Frequently asked questions
Is the dishonest intention to take property permanently a requirement for theft?
No. The Supreme Court in K. N. Mehra v. State of Rajasthan, AIR 1957 SC 369, established that the intention need not be to retain the property permanently. Even a temporary taking is theft if the dishonest intention is established. The accused who took out an Indian Air Force plane for an unauthorised joy-ride was held guilty of theft, even though he intended to return the plane. The reasoning is that 'taking' includes any unauthorised exclusion of the rightful possessor's control, however brief. The same rule was applied in Pyare Lal v. State of Rajasthan to a government clerk who removed a file overnight and returned it.
When does a bona fide claim of right negate the dishonest intention required for theft?
When the accused removed the property in the genuine assertion of a contested claim, however ill-founded the claim may be. The Madras High Court in Algarasawmi Tevan, (1904) 27 Mad 304, established the rule: where the dispute as to ownership is bona fide, the dishonest intention is negatived and theft is not established. The Supreme Court has applied the rule across a range of fact patterns — the hire-purchase financier repossessing for default, the co-owner asserting exclusive ownership, the spouse claiming joint property. The bona fide character of the claim is a question of fact for the trial court.
Can electricity be the subject of theft under Section 303 BNS?
Not under the general law of theft. Electricity is not a movable property within the meaning of Section 303(1) BNS. By a special legislative fiction, theft of electricity is now governed by Section 135 of the Electricity Act, 2003, which displaces the general law. The principle of generalia specialibus non derogant applies — the special law on electricity theft prevails over the general law. Adding a Section 303 BNS charge in an electricity-theft prosecution is therefore impermissible: the prosecution must charge under Section 135 of the Electricity Act alone.
What is the BNS innovation of Section 303(2) BNS on punishment for theft?
Section 303(2) BNS adds a graduated tariff for repeat offenders. The first conviction carries imprisonment up to three years, or fine, or both — the same tariff as Section 379 IPC. A second or subsequent conviction now carries an enhanced punishment of rigorous imprisonment up to five years. The earlier IPC position was a uniform three-year ceiling regardless of the number of prior convictions; the BNS reforms that to introduce graduated deterrence against habitual property crime.
What is the difference between theft under Section 303 BNS and snatching under Section 304 BNS?
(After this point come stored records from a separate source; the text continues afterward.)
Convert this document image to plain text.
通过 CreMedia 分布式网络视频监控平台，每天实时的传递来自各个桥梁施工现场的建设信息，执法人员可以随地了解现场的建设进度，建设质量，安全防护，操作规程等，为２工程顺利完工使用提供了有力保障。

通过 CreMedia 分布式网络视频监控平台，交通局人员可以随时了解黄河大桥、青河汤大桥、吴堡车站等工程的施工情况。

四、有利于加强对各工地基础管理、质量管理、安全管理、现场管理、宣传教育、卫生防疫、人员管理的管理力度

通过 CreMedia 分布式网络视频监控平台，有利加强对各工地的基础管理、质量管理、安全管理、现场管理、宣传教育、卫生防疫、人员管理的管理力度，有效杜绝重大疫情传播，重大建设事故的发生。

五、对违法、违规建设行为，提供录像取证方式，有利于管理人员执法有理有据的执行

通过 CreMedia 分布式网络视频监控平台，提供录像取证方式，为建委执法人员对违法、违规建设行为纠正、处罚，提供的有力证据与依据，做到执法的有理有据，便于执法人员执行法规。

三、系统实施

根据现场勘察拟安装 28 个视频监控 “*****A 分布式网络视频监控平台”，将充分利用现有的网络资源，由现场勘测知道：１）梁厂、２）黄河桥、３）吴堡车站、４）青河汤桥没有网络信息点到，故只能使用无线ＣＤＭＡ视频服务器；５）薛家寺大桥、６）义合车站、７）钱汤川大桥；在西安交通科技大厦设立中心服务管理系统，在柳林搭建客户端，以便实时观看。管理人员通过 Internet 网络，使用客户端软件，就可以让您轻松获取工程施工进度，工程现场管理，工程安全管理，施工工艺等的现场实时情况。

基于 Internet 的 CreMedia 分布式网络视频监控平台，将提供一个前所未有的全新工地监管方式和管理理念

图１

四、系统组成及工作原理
Snatching is a wholly new BNS offence with no predecessor in the IPC. It picks out the rapidly-completed grab-and-run pattern — the chain-snatcher on a motorcycle, the mobile-phone thief in a crowded market — and gives it a textual identity. Theft under Section 303 BNS is the umbrella property offence; snatching under Section 304 BNS is the specific carve-out for sudden grab-and-run conduct. Where the snatching is attended with force or fear of force, the offence escalates to robbery under Section 309 BNS. The dedicated chapter on Section 304 BNS in the BNS-innovations cluster covers snatching in detail.